Plain copper POTS landlines have no native recording. To record, you need an in-line device or a tap on the handset.
Workarounds
1. In-line recorder (POTS / RJ11)
A small device sits between the phone and the wall jack and presents an audio output (3.5mm or USB) that can be fed into a recorder or computer. It taps the line without affecting the call.
- Quality: Excellent. The recorder captures the line audio directly.
- Notified: No (unless you configure a beep generator).
- Cost: $30–$80 for a basic unit.
2. Handset adapter
A small adapter sits between the handset and the phone base. It taps both sides of the conversation as they pass through the handset coil.
- Quality: Very good.
- Notified: No.
3. PBX or VoIP recording feature
On modern hosted systems, recording is an administrative configuration. The administrator enables recording per-user, per-extension, or per-call; the recording happens server-side; the file is available in the system’s admin or user portal. Most systems offer an audible-notice option.
4. Bluetooth speakerphone + recorder
If the phone has Bluetooth, pair it with a Bluetooth-enabled recorder or a computer’s audio-in. The call audio passes over Bluetooth and can be recorded on the receiving end.

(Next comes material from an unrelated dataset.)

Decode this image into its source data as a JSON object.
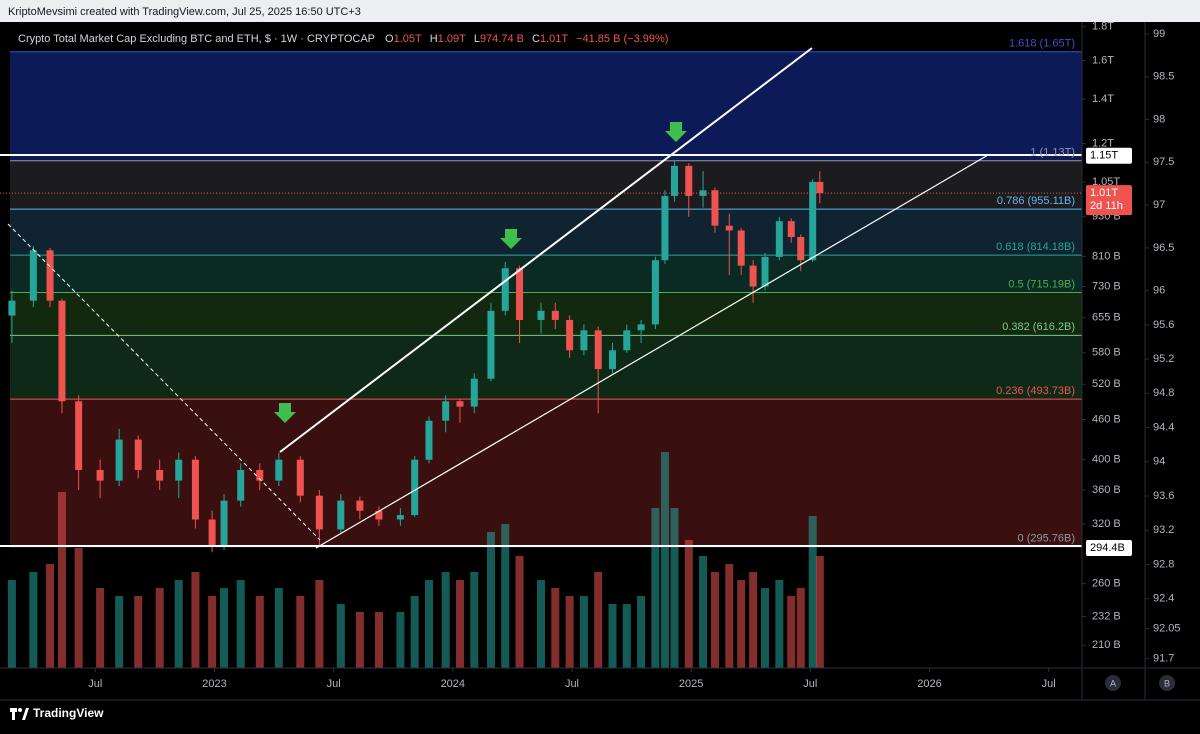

Where the recording lives and how to export it
- In-line / handset adapter: the recorder’s internal storage or a connected computer.
- PBX / hosted VoIP: the system’s cloud storage; admin can export.
Common failure modes
- Hum or noise on in-line tap. Cheap taps can pick up line noise. Try a balanced tap or an isolating transformer.
- One-sided audio on handset adapter. Position matters; some adapters bias toward one direction.
- PBX recording not appearing. Confirm the administrator has enabled it for the specific extension and that the user’s licensing tier includes recording.
Legal reminder
Whether you may record a call — with this platform or any other — depends on the law in every jurisdiction whose participants are on the call. See our jurisdiction-by-jurisdiction directory, the one-party vs. all-party explainer, and our consent script templates. Federal US law and most US states permit a participant to record, but thirteen US states and many countries require all-party consent.